工藤さんの去っていく背中を見ながら、態度に首を捻る。
うーん、まさかとは思うけれど、工藤さんも中居さんたちみたいに片淵さんの件について、誰かから事情を聞いたとか……無いよね?
まあ、前に言っていたように、唐突に寮へ引っ越してきたところからして、何かしら抱えていることについては気づいているみたいだし、勉強会を急に始めた辺りも何かしら疑問を抱いて然るべきとは思う。

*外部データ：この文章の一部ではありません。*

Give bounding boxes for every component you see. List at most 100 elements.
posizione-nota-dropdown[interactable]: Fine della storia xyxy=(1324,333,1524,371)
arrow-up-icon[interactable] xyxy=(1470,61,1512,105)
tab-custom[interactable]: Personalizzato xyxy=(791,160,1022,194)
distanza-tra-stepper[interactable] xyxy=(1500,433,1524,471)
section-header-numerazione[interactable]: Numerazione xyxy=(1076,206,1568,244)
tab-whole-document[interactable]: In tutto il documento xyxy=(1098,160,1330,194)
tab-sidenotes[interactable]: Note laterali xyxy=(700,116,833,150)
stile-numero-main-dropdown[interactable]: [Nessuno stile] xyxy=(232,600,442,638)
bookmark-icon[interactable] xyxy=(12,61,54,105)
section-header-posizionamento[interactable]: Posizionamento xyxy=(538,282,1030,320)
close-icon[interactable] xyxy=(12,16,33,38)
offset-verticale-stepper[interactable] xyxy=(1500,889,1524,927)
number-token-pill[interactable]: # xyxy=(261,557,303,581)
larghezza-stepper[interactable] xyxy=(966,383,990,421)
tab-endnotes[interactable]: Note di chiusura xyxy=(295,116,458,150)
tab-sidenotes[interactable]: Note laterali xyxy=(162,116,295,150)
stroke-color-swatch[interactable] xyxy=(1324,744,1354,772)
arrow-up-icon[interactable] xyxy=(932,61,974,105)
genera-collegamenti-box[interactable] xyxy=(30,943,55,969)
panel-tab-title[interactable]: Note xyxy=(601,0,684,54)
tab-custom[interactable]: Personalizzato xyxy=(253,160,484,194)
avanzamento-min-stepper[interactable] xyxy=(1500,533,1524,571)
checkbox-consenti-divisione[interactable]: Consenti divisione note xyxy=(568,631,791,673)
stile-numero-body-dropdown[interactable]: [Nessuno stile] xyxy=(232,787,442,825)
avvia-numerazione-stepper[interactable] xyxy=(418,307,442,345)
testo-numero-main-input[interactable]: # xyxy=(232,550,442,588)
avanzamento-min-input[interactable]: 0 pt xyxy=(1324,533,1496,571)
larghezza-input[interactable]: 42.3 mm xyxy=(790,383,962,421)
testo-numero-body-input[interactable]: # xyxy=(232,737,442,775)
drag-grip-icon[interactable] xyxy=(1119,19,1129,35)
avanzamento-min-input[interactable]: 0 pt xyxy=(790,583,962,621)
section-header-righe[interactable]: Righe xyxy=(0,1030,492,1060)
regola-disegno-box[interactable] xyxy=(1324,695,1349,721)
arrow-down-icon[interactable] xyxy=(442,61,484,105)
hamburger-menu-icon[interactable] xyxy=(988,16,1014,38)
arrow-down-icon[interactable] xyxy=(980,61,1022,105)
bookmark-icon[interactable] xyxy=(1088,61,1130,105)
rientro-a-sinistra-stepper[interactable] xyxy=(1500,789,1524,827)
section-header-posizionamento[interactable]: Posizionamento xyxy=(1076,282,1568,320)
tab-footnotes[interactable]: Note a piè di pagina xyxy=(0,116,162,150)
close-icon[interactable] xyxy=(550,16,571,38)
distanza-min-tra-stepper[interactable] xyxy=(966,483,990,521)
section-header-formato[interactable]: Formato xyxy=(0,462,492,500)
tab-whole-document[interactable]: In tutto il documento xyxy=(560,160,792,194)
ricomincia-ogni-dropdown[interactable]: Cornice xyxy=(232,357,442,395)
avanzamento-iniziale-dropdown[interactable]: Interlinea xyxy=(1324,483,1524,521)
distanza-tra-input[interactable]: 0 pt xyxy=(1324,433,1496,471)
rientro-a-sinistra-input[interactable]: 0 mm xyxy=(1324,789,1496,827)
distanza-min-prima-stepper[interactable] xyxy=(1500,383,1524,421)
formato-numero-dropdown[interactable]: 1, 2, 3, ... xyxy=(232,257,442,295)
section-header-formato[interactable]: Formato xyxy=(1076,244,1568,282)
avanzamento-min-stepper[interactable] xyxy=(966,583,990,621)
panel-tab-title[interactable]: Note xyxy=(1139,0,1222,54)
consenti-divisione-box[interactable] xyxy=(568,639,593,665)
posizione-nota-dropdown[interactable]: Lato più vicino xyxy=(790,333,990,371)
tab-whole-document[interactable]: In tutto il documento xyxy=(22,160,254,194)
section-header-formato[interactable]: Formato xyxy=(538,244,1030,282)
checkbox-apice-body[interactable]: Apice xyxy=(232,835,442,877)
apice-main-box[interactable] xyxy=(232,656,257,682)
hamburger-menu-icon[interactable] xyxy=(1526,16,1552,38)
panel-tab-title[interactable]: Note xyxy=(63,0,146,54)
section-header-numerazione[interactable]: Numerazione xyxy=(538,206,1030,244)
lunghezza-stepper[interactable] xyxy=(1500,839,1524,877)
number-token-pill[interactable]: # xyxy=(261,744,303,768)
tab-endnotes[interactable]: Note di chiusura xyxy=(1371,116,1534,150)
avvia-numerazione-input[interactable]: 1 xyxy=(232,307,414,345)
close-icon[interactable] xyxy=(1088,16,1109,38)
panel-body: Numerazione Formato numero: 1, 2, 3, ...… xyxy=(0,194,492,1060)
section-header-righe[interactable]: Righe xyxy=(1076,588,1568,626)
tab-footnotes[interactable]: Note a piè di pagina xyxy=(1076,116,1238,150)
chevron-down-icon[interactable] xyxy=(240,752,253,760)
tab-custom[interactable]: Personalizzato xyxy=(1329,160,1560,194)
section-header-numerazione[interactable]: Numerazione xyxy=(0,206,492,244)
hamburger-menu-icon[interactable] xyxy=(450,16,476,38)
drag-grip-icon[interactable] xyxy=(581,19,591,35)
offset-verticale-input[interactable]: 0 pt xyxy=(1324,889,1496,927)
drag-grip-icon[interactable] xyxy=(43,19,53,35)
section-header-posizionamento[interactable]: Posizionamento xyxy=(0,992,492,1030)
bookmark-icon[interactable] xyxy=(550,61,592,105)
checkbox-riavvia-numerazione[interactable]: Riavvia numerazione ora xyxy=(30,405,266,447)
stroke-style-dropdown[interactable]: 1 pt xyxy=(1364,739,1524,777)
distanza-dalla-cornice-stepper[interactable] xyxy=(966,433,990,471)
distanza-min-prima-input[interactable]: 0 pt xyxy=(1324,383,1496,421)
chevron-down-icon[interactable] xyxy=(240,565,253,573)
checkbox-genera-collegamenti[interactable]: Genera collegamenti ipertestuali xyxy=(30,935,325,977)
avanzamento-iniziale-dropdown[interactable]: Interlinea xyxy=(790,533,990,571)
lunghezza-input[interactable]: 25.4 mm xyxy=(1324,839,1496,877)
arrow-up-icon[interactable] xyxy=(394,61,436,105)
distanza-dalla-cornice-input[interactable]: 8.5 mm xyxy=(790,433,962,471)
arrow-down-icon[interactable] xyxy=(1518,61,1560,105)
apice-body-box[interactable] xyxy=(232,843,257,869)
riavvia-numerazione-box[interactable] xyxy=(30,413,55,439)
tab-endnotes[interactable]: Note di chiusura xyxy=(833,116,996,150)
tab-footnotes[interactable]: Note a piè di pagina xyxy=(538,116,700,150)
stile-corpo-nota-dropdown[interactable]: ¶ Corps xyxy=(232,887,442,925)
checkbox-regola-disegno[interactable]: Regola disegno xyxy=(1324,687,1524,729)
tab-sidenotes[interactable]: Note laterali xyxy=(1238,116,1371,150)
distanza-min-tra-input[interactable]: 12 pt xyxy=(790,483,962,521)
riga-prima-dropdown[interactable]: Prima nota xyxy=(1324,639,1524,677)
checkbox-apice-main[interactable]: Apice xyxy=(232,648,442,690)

ただ、誰かから事情を聞いていたのであれば、誰から聞いたかをちゃんと確認しておかないといけないし、更にそれが中居さんと同じ出処からの情報であれば、その子は要チェックしておかないと。
下手にその情報を広められてしまったら困るし。
今度、工藤さんと中居さんに情報提供者について教えてもらおうと心に決めて、私は寮へ戻った。
「おかえりー。先生見つかったかねー?」
真面目にノートに向かっている片淵さんが、最初に声を掛けてきた。
「うん。5時半頃からでどうかって」
「オッケー。あ、でも晩御飯はどうするんだろ、先生」
「確かに……」
「何処かに皆で食べに行くとか? 先生のオゴリでさー」
煮詰まったようにうんうん唸っていた岩崎さんが、机に突っ伏して答えた。
「それはちょっと……でも寮に泊まっていく訳でもないから、食堂のご飯を頂くのも……」
岩崎さんの言葉を諌めるように正木さんが言いつつ、自分で自分の言葉にツッコミを入れている。
「というか咲野先生って一人暮らしなのかな?」
「どうだろう? 実家ぐらしなのかは分からないけど、結婚はしてない、はず」
益田さんが自身と坂本先生、咲野先生は独身だと言っていたからね。
あ、そうは言っても、実はひっそりと彼氏さんが居て、同棲中でしたとかであれば分からないけれど。
「そこは先生が来てから決めれば良いんじゃない?」
「そうだね。じゃあ勉強を――」
始めようか、と言おうと思ったのだけど、既に他の3人はノートを開いて、思い思いにシャーペンを走らせ始めていたから、改めて開始宣言する必要はないことに気づいて、
「――私もすぐに始めるから、何か分からないことがあったら聞いてね」
と言い改めた。
正直なところ先生が来る前に根を詰めて、疲れてしまっては意味が無いとは思うから、しばらく休憩というのも手ではあるけれど、だらけたまま先生をただ待っているだけ、というのも他力本願過ぎて良くないとも思う。
何より、岩崎さんにしろ、正木さんにしろ、連休明け直後に寮の宿泊許可依頼を出そうとしたり、ここに皆で詰めかけたのは、落ち着いていられないからだろうと思うし。
それにしても、先生の勉強方法か……どんな方法なんだろう。